La nostra società è sempre più “informe”, il nostro sistema si è “liquefatto”. Politica e sindacati, istituzioni e banche, non hanno perso soltanto la loro efficacia ma anche la capacità di comunicare tra di loro. In breve, sono diventati dei “contenitori vuoti”.
La nostra società è destinata ad evolversi in senso “a-sistemico”: “visto che non è più governabile con i tradizionali modelli sistemici (piramidali, collegiali, concertativi); visto che le forzature sui modelli tradizionali (in particolare l’accentuata verticalizzazione del modello piramidale) non sembrano ottenere risultati apprezzabili; visto che le catene sistemiche di comunicazione e di comando (top-down e bottom-up) sembrano sempre più sfilacciate; visto che anche i tentativi di attestarsi su più ridotte dimensioni sistemiche (dal federalismo al localismo esasperato) non sembrano per ora trovare spazio; e visto che anche sul piano del fondamento teorico è ormai superato il primato del modello organicistico (che ci aveva guidato dall’apologo di Menenio Agrippa in poi), mentre non riesce a imporre concrete relazioni di governance il modello cibernetico destinato a dominare nei prossimi decenni”.
In una situazione del genere sono le famiglie e gli individui a essere sotto assedio. “Il sentimento generale delle famiglie si riassume in tre parole: incertezza, inquietudine e ansia” si legge nel rapporto. Secondo il rapporto Censis si stima che nell’ultimo anno 6,5 milioni di persone, per la prima volta nella loro vita, hanno dovuto integrare il reddito familiare intaccando i risparmi o ricorrendo a prestiti. Il 60% degli italiani ritiene che possa capitare a chiunque di finire in povertà. Allora bisogna “coprirsi le spalle” – fuggendo dalla tassazione, ricorrendo al “nero” – e soprattutto “avere le amicizie giuste”. La “scorrettezza” viene considerata una risposta fisiologica.
Spiegano dal Censis: “tra i fattori più importanti per riuscire nella vita il 51% richiama una buona istruzione e il 43% il lavoro duro, ma per entrambe le variabili la percentuale italiana è inferiore alla media europea, pari rispettivamente al 63% per l’istruzione (82% in Germania) e al 46% per il lavoro sodo (74% nel Regno Unito). In Italia risultano molto più alte le percentuali di chi è convinto che servono le conoscenze giuste (il 29% contro il 19% inglese) e il fatto di provenire da una famiglia benestante (il 20% contro il 5% francese). Il riferimento all’intelligenza come fattore determinante per l’ascesa sociale raccoglie il 7% delle risposte in Italia: il valore più basso in tutta l’Unione europea”.

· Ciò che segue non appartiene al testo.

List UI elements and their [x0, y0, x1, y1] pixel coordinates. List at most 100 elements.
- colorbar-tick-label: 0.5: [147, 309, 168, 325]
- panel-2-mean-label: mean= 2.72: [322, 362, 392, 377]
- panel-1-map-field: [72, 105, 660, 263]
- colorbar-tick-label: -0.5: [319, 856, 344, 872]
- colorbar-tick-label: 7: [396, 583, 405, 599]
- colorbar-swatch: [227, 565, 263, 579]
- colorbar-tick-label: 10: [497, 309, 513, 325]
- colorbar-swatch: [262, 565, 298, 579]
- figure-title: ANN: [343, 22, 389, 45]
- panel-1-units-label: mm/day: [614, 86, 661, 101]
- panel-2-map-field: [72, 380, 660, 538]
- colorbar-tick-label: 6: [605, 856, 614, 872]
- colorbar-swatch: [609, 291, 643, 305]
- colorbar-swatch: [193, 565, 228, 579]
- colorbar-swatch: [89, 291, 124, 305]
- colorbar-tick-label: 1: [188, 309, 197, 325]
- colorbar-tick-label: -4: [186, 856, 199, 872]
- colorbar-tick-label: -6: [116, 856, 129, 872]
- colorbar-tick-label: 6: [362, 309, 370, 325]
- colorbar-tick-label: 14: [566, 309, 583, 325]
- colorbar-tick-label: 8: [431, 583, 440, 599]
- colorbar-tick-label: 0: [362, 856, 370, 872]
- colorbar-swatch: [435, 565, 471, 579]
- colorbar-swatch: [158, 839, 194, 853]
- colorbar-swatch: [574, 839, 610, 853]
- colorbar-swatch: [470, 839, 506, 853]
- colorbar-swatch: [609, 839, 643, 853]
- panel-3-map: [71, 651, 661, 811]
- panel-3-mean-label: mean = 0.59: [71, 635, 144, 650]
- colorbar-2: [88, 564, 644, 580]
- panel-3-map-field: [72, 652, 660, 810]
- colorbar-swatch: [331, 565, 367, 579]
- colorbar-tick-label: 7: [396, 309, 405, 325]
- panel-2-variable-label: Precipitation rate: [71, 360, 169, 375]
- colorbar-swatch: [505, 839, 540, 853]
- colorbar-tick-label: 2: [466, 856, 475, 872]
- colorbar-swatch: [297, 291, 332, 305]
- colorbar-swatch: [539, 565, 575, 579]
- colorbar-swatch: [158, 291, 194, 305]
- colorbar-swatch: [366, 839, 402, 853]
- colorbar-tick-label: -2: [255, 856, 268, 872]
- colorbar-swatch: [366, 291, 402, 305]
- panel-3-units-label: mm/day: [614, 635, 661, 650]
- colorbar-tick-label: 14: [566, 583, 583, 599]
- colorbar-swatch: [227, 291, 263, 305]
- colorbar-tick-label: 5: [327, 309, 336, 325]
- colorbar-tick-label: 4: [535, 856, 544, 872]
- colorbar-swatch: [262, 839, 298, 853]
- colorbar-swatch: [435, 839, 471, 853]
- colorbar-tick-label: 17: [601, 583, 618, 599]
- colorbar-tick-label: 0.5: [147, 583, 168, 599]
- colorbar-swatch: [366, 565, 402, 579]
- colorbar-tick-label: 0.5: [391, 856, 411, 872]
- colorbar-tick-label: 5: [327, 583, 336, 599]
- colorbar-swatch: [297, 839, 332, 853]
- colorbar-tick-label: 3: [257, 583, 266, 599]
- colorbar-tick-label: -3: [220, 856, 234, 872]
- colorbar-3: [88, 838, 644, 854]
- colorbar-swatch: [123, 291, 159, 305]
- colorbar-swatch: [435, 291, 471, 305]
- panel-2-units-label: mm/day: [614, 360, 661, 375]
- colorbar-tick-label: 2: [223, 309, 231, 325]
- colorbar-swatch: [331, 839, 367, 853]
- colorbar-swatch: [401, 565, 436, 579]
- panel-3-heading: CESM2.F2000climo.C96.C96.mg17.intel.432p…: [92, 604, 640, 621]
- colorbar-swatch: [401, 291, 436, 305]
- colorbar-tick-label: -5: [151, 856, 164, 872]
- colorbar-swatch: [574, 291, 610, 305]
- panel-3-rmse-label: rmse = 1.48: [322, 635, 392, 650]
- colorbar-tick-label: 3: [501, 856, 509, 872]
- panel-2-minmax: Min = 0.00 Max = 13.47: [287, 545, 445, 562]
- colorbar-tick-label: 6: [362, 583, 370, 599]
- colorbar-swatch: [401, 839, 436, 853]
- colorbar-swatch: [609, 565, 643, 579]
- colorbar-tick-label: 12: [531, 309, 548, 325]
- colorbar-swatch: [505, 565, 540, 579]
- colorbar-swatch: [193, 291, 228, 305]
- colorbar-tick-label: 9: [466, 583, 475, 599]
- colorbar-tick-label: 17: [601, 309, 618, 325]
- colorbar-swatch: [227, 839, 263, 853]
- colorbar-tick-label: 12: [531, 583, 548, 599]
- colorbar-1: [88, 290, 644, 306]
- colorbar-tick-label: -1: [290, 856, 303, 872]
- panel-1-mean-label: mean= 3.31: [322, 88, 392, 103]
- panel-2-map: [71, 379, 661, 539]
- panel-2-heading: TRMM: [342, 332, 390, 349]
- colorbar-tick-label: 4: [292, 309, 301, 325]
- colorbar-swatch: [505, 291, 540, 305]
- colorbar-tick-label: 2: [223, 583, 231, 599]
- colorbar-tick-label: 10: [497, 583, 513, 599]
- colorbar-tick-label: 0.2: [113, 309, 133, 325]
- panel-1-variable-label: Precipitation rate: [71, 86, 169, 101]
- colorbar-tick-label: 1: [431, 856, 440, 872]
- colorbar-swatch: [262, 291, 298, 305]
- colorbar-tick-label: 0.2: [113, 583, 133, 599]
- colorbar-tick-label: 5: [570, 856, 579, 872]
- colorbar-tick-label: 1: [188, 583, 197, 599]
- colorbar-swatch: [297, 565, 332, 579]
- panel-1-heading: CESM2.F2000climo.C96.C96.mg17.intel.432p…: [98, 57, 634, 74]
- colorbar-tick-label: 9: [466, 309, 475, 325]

Le “raccomandazioni” sono sempre state un nostro problema ma davanti alla dissipazione di un “capitale umano” arrivato a 8 milioni di disoccupati, che aspettano solo di essere incoraggiati, instradati e valorizzati per mettere a frutto il loro potenziale, il sistema dei “favoritismi” – l’unico meccanismo “tradizionale” a godere di buona salute in Italia – non può essere giudicato esclusivamente come ingiusto. Esso diventa scelta auto-distruttiva, principio anti-economico, probabilmente, fattore di rischio per l’ordine pubblico.
Al Censis, però, si predica bene e si razzola male. Giuseppe De Rita, che ne è l’attuale presidente, ha appena annunciato la nomina di suo figlio Giorgio a “segretario generale per il triennio 2015-2017” nonché facente funzione nello stesso periodo di Direttore Generale. Si parlava di “avere le amicizie giuste”, no?